L’administration en quête de productivité

Le document de référence du comité e-gouvernement, élaboré par le ministère des Affaires économiques, a pour but d’arriver à réaliser des gains de productivité sur la totalité de la dépense publique améliorer le service rendu à l’usager. Cette démarche prend en compte l’aspect technologique et l’aspect éducatif. Le premier englobe l’état de l’infrastructure de télécommunication, le niveau de numérisation de l’administration et le pourcentage des usagers ayant accès à cette infrastructure. Le Maroc compte environ un million d’internautes équipés. L’offre d’informations en ligne ne doit pas, précise le comité, se limiter à cette seule palette mais aussi parvenir à tous ceux qui cherchent l’information ou le service aux guichets, dans les services d’accueil, aux cyber et aussi à ceux qui ne sont pas connectés au net mais aux voies classiques de communication avec l’administration.
Quant à l’aspect éducatif, il concerne le taux d’analphabétisme y compris l’analphabétisme numérique, l’illettrisme. Pour le moment, ce sont 32 services en ligne qui sont assurés par le comité e-gouvernement. Cela va des secteurs de la justice au transport, aux finances, au foncier et à la sécurité sociale.
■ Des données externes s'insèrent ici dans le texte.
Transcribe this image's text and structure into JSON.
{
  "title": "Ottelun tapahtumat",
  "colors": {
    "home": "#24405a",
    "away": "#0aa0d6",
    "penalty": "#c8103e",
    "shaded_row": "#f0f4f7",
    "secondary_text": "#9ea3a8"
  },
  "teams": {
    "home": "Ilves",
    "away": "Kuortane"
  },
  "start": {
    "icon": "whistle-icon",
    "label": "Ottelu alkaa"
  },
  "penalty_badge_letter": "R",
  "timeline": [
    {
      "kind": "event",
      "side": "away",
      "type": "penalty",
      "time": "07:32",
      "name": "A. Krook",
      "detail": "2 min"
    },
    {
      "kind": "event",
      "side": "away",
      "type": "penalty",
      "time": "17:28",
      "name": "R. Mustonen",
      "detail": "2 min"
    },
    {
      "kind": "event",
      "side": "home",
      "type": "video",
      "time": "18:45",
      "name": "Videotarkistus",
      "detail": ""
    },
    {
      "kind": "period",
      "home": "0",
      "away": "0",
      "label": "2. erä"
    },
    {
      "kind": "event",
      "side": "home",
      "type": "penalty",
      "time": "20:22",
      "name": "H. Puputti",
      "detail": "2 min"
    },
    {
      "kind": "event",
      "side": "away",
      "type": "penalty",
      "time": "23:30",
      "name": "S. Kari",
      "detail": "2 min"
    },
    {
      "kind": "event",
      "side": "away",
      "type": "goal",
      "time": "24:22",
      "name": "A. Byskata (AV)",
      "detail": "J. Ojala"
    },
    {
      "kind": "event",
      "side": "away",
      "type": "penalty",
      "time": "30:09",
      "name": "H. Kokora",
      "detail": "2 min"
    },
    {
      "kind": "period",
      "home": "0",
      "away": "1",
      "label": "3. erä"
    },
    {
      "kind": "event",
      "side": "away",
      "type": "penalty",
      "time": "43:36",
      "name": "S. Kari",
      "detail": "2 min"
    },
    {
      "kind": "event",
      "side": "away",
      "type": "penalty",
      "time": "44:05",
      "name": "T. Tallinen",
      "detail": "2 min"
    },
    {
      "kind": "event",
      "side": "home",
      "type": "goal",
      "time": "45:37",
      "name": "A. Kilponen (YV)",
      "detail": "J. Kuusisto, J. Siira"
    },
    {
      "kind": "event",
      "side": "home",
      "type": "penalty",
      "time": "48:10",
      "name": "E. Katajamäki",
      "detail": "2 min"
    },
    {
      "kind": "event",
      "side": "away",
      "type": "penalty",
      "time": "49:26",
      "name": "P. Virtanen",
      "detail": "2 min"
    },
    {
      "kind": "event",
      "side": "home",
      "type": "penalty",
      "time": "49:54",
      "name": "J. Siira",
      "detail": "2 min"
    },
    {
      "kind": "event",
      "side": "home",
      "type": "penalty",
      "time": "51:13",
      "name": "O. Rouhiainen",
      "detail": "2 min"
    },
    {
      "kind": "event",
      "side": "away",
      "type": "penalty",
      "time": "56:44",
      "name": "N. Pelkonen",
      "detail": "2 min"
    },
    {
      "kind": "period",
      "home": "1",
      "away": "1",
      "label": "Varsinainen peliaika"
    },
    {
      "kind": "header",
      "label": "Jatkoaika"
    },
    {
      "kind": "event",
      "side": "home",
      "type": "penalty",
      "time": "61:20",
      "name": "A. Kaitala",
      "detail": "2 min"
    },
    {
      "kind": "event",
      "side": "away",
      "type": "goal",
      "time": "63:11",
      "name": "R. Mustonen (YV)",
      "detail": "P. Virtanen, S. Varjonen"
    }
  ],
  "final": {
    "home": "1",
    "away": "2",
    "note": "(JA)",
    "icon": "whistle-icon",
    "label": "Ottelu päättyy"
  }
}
Ce comité privilégie le développement des projets transversaux tels que l’intranet du gouvernement, le portail national et le projet e-wilaya. Le comité e-gouvernement a mis en place un plan d’action à court terme dont le but est de réaliser un certain nombre de projets de services électroniques pouvant jouer le rôle d’un levier pour le programme. L’expression e-gouvernement englobe, d’une part, la dématérialisation des procédures publiques, la numérisation intégrale de l’accès aux services publics de l’Etat et des administrations locales.
D’autre part, il s’agit aussi de l’utilisation des technologies de l’information et de la communication dans les administrations, les établissements publics et les collectivités locales.
Rappelons que les orientations stratégiques du comité e-gouvernement ont commencé à être appliquées depuis l’année dernière. Le plan d’action à court terme vise la réalisation d’un nombre significatif de projets de services électroniques ayant un impact sur l’usager. Cette étape concerne une trentaine de projets dits «initiateurs» par leur effet démonstratif. Il s’agit, ente autres, du e-Justice, du e-Finance, du e-Transport, du e-Foncier, de l’Agence nationale de la conservation foncière, du cadastre et de la cartographie, du programme de la DGCL relevant du ministère de l’Intérieur et du projet Damancom de la CNSS.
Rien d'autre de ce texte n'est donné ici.